17:18: What I'm going to say here is lovingly stolen from John Lanchester, who wrote about the GTA series and Red Dead Redemption in Slate.

18:18: Hey, we had a good talk about Missile Command, but it's missing. Maybe it's later. I hope they didn't cut it out.

19:35: I knew my trivia about Tetris being brought up into space by cosmonauts would come in handy one day!

19:45: Eugene is a Russian-American, so his Communism dig has quite a bit of grounding.

20:35: I keep thinking about Conker's Bad Fur Day when people mention the full title of the Super Mario book. Even while being a Nintendo geek, I'm drawn to deeper and geekier levels of Nintendo geekdom. It's sad.

21:00: For those who haven't played Sims, Eugene's joking about one of the only ways to kill a Sim: build a wall around the door of their bathroom, so they can't reach their food.

22:30: Aha! SimAnt is back!

22:40: Ludology and now myrmecology: we're learning some strange words today.

24:50: Now we get into the meat of the processing-power discussion. Me, holding all my notes about physics engines. Uh-oh.

25:10: I get some 1998-era Geek Cred points for mentioning Beowulf clusters.

25:38: AGAIN Eugene outgeeks me, slyly referencing a quasi-true rumor that Saddam Hussein was trying to buy PlayStation 2s because they were supercomputers. The truth was that "supercomputers" were banned from being imported to Iraq way back when, but then technology caught up so much that a mere PS2's guts counted as a "supercomputer."

26:05: Jeff has found the hidden passageway from processing power to physics engines!

26:50: What I said wasn't "robot" but "Lobot." Empire, yo.

27:31: "Everything I know is pre-1991."

28:40: Will Wright does a mean Simlish. Even though he pronounces "gibberish" with a hard G.

30:05: I keep waiting for Will Wright to say something, anything, that's not fascinating. It never happens.

30:10: Hold you tongue and say "apple" if you want to know what beeped-out word Will Wright said.

31:25: I do love this Beowulf system.

31:45: As soon as he said "facial expressions," I knew I had to bring up LA Noire.

32:40: Found a way to pile a purposeful Populous reference on top of an accidental Civilization reference.
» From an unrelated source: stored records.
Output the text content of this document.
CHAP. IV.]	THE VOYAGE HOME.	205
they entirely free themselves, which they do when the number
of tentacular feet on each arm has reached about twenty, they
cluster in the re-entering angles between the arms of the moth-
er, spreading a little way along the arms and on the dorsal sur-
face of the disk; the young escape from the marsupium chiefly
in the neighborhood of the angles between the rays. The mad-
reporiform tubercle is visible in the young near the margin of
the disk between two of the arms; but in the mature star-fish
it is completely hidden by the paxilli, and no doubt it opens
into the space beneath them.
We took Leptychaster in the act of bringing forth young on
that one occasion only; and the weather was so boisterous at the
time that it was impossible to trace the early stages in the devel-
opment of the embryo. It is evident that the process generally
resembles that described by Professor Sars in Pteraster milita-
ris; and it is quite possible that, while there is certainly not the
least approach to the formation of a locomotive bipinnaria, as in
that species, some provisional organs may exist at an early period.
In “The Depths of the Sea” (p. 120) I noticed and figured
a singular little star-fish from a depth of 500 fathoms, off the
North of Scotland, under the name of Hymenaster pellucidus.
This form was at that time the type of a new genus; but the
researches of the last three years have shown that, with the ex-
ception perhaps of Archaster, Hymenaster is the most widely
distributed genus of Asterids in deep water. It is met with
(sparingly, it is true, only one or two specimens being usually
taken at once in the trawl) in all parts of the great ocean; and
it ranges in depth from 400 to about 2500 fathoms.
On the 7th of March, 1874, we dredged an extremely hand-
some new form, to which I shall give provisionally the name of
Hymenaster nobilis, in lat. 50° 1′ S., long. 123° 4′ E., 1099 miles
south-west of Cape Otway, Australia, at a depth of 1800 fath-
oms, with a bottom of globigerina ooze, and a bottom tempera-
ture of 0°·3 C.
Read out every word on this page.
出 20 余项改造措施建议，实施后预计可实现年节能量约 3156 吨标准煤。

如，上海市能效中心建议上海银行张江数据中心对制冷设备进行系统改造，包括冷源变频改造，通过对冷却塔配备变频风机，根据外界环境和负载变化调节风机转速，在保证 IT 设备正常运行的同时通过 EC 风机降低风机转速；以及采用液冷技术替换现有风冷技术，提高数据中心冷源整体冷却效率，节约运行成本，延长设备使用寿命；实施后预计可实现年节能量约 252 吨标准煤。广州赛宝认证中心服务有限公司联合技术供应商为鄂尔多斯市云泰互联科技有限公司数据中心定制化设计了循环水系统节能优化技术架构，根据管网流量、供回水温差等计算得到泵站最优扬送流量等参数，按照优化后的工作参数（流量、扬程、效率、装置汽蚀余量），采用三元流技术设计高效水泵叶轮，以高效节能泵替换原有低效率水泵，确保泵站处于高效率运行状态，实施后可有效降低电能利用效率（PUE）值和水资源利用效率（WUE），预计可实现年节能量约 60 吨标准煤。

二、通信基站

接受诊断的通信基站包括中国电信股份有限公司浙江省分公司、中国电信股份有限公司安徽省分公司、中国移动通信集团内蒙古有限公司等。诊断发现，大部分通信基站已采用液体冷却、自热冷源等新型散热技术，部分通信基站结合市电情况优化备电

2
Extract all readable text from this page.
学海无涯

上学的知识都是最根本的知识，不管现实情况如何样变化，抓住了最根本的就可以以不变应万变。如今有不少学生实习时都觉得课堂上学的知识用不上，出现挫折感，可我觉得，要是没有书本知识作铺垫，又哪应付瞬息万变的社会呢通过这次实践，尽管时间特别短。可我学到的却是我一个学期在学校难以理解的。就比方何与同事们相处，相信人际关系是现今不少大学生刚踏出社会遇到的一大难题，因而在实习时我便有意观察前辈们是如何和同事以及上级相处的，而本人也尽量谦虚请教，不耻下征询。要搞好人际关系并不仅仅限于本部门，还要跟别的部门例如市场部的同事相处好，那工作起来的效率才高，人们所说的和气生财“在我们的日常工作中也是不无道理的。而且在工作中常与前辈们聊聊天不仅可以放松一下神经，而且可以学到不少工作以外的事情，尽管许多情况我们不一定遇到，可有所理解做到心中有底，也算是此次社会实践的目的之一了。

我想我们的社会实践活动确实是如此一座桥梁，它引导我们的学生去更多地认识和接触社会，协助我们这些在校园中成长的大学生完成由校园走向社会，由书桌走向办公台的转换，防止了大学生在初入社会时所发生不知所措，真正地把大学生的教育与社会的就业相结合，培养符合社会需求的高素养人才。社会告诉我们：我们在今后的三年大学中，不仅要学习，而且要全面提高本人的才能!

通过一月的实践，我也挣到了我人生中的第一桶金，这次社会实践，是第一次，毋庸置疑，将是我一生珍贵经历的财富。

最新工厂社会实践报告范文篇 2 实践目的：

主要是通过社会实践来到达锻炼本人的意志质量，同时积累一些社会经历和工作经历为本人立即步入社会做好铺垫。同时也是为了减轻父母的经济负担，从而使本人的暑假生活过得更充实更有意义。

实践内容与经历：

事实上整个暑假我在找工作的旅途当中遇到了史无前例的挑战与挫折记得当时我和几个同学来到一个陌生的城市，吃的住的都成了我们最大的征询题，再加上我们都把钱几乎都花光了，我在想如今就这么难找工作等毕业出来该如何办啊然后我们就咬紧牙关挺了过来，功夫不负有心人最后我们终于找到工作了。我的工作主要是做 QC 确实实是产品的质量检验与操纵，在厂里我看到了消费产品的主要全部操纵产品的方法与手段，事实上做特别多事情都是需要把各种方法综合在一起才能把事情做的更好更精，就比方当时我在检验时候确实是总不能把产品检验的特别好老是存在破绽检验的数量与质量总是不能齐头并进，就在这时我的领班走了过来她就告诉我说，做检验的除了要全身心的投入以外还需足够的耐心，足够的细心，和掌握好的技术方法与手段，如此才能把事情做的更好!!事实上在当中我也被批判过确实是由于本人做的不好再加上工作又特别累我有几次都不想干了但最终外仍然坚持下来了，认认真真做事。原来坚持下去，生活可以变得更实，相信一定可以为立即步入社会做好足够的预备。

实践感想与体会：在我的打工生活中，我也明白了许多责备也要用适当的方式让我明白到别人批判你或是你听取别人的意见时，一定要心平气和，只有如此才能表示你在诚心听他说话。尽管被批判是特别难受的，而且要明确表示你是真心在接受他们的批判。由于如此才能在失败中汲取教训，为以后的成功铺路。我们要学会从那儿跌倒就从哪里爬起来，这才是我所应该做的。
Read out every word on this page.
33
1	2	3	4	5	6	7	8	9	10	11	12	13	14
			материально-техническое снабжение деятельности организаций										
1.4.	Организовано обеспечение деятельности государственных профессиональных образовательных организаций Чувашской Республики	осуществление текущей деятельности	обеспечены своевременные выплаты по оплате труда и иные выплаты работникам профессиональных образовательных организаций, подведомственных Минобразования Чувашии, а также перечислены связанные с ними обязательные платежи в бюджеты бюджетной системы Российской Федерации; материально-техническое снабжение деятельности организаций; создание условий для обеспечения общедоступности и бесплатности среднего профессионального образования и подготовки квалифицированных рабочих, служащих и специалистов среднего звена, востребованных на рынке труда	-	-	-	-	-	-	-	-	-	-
33:15: What is the processing power needed to process a processing power question?

33:30: "Thanks, Neil, I'll just take over your sentence for you."

34:45: Here's that Xbox tech demo I was talking about. Remember: this was state-of-the-art over a decade ago. I may...may...have said this was a Nintendo demo instead of a Microsoft demo.

36:14: No geek can let a statement that begins "With X..." without completing it Spider-Man style.

36:55: In downtime between takes, I ask a production guy if he's played any games recently. He gets quiet for a moment. "I hurt myself and was in disability for six weeks," he said. "I played 341 hours of Skyrim." I took that as a yes.

37:50: As cool as the Skyrim cheese-wheel thing was, I think it'd make a great Mythbusters episode to see if it would work in real life.

38:50: Still wondering about the holy grail of computer rendering. I think I should have gone with a game that could make you cry, which is kind of a sidestep answer, but the one I normally hear.